50 anos de uma conferência que transformou o feminismo britânico

O que aconteceu em um fim de semana frio em fevereiro de 1970 foi sem precedentes. Cerca de 600 mulheres, quase todas jovens e brancas, muitas acompanhadas por seus maridos e filhos, conheceram-se no Ruskin College, na cidade de Oxford. Foi estimado um máximo de 300 participantes. A atmosfera era caótica e eletrizante. Enquanto os homens cuidavam dos meninos e meninas, as mulheres compartilhavam experiências, trocavam ideias e exigiam mudanças. “Percebemos que o movimento era maior do que havíamos previsto. Tínhamos a sensação de que estávamos fazendo história, que íamos mudar a posição das mulheres em nossas culturas”, lembra Sally Alexander, então aluna da Ruskin e uma das principais organizadoras.

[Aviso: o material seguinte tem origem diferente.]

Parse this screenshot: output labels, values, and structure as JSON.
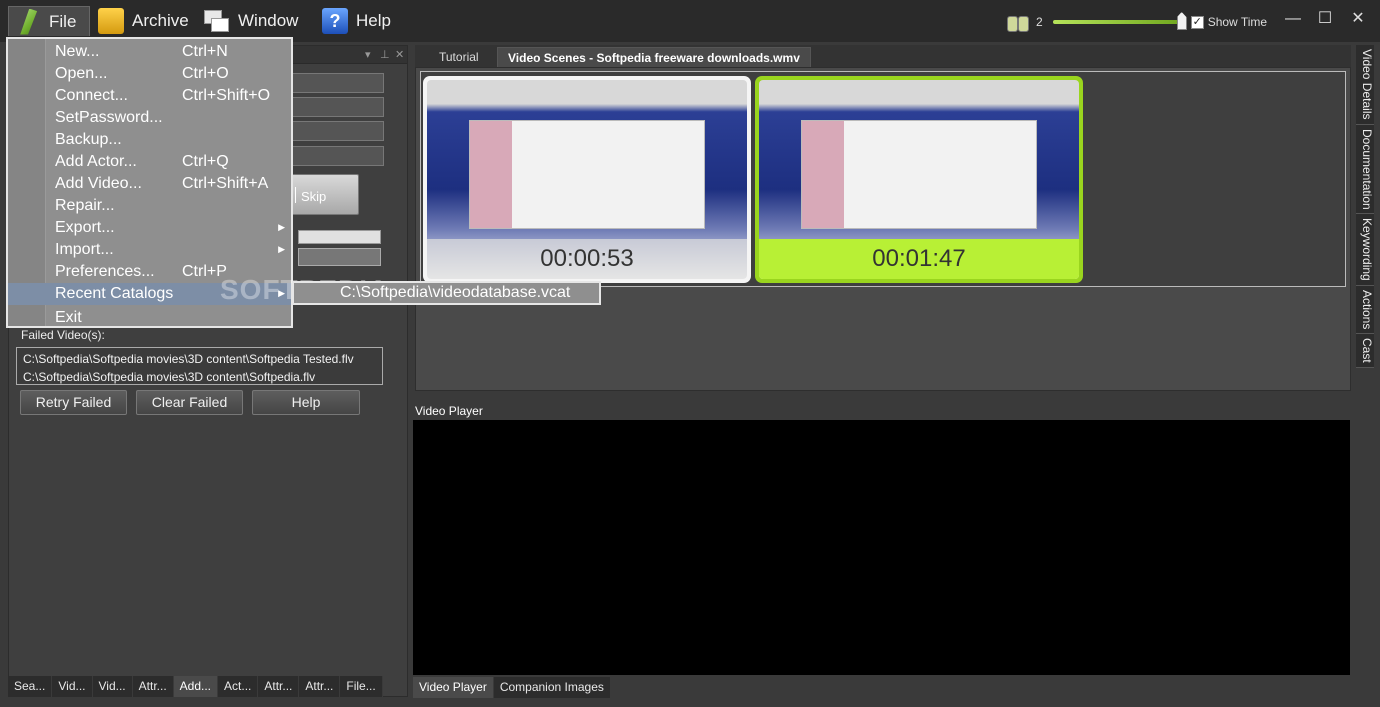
{
  "menubar": {
    "file": "File",
    "archive": "Archive",
    "window": "Window",
    "help": "Help",
    "zoom_value": "2",
    "show_time_label": "Show Time",
    "show_time_checked": true
  },
  "window_controls": {
    "minimize": "—",
    "maximize": "☐",
    "close": "✕"
  },
  "file_menu": {
    "items": [
      {
        "label": "New...",
        "shortcut": "Ctrl+N"
      },
      {
        "label": "Open...",
        "shortcut": "Ctrl+O"
      },
      {
        "label": "Connect...",
        "shortcut": "Ctrl+Shift+O"
      },
      {
        "label": "SetPassword...",
        "shortcut": ""
      },
      {
        "label": "Backup...",
        "shortcut": ""
      },
      {
        "label": "Add Actor...",
        "shortcut": "Ctrl+Q"
      },
      {
        "label": "Add Video...",
        "shortcut": "Ctrl+Shift+A"
      },
      {
        "label": "Repair...",
        "shortcut": ""
      },
      {
        "label": "Export...",
        "shortcut": "",
        "submenu": true
      },
      {
        "label": "Import...",
        "shortcut": "",
        "submenu": true
      },
      {
        "label": "Preferences...",
        "shortcut": "Ctrl+P"
      },
      {
        "label": "Recent Catalogs",
        "shortcut": "",
        "submenu": true
      },
      {
        "label": "Exit",
        "shortcut": ""
      }
    ],
    "recent_catalog": "C:\\Softpedia\\videodatabase.vcat",
    "watermark": "SOFTPEDIA"
  },
  "left_panel": {
    "skip_label": "Skip",
    "failed_label": "Failed Video(s):",
    "failed_videos": [
      "C:\\Softpedia\\Softpedia movies\\3D content\\Softpedia Tested.flv",
      "C:\\Softpedia\\Softpedia movies\\3D content\\Softpedia.flv"
    ],
    "retry_label": "Retry Failed",
    "clear_label": "Clear Failed",
    "help_label": "Help",
    "bottom_tabs": [
      "Sea...",
      "Vid...",
      "Vid...",
      "Attr...",
      "Add...",
      "Act...",
      "Attr...",
      "Attr...",
      "File..."
    ]
  },
  "doc_tabs": {
    "tutorial": "Tutorial",
    "video_scenes": "Video Scenes - Softpedia freeware downloads.wmv"
  },
  "scenes": [
    {
      "time": "00:00:53",
      "selected": false
    },
    {
      "time": "00:01:47",
      "selected": true
    }
  ],
  "player": {
    "title": "Video Player",
    "tabs": [
      "Video Player",
      "Companion Images"
    ]
  },
  "side_tabs": [
    "Video Details",
    "Documentation",
    "Keywording",
    "Actions",
    "Cast"
  ],
  "colors": {
    "accent_green": "#9ad51e",
    "menu_highlight": "#7d8ea6"
  }
}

Elas encerraram a reunião com quatro demandas básicas: creche gratuita 24 horas por dia, igualdade na educação, oportunidades iguais de emprego e pílula anticoncepcional gratuita sob demanda. Mas, acima de tudo, voltaram para casa com a convicção de que sua luta pela libertação das opressões do patriarcado era importante e que sua voz deveria ser ouvida.

Até então, algumas medidas significativas haviam sido tomadas, como a legalização do aborto em 1967 – embora apenas para gravidezes inseguras para a gestante ou o feto – ou a greve das mulheres por salários iguais na fábrica da Ford em Dagenham, em 1968. Muitas, além disso, haviam participado de movimentos contraculturais e protestos internacionais contra a Guerra do Vietnã, o apartheid na África do Sul e em apoio aos direitos civis nos Estados Unidos. Nas ruas e em casa, individualmente e em numerosos grupos pequenos, as mulheres começaram a tomar consciência das desigualdades de gênero, classe e raça.

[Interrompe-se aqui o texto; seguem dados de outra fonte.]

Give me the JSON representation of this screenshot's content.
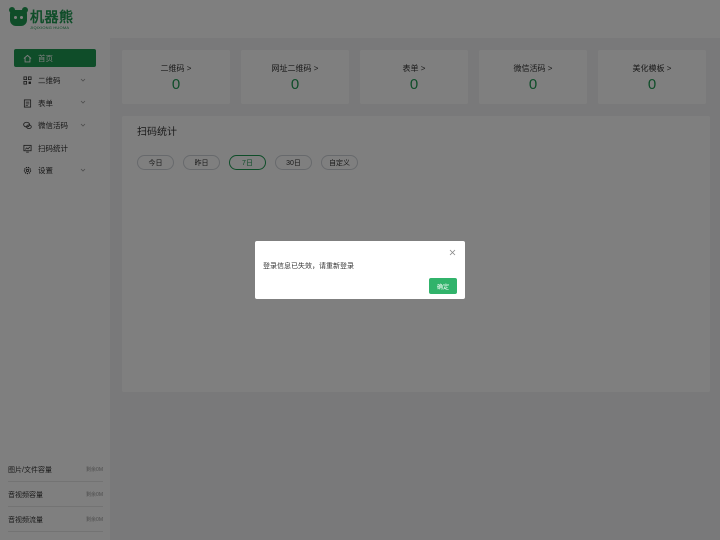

“Foi um processo muito gradual de observar o que acontecia ao seu redor, conversar com outras mulheres”, explica Alexander, professora emérita de História Moderna da Universidade de Londres. Tão gradual que elas tiveram que começar a construir o vocabulário para formular suas ideias. “Dizer que não éramos exploradas, mas oprimidas, e analisar a origem dessa opressão nos pareceu uma descoberta intelectual extraordinária”, diz ela, sentada em frente à varanda florida de sua casa em Londres. Aos 77 anos, ela lembra que foram as mulheres de sua geração que cunharam expressões como “divisão sexual do trabalho”, que viriam a ser utilizadas nos debates daquele histórico encontro.

Um dos acontecimentos mais notórios, também em 1970, foi a interrupção ao vivo do programa de televisão mais assistido do planeta, o concurso de beleza Miss Mundo. Feministas vestidas de gala se infiltraram no evento e no meio do show jogaram pequenas bombas de farinha no palco antes de serem retiradas. O incidente já foi tema de programas e filmes, o mais recente, Breaking the Rules (2020), com a atriz Keira Knightley no papel de Sally Alexander. Mais interessada no passado de outras do que no seu próprio, a professora emérita ficou horrorizada com a ideia de ser retratada na tela grande por uma estrela de Hollywood, mas acabou colaborando para ajudar a refletir “o espírito coletivo do movimento”. Ela faz apenas elogios para toda a equipe e lembra que “o filme reflete uma verdade histórica” – pela primeira vez uma negra venceu o concurso –, mas se incomoda com as licenças poéticas. Ela não se dava bem com a mãe e nem foi armada ao evento.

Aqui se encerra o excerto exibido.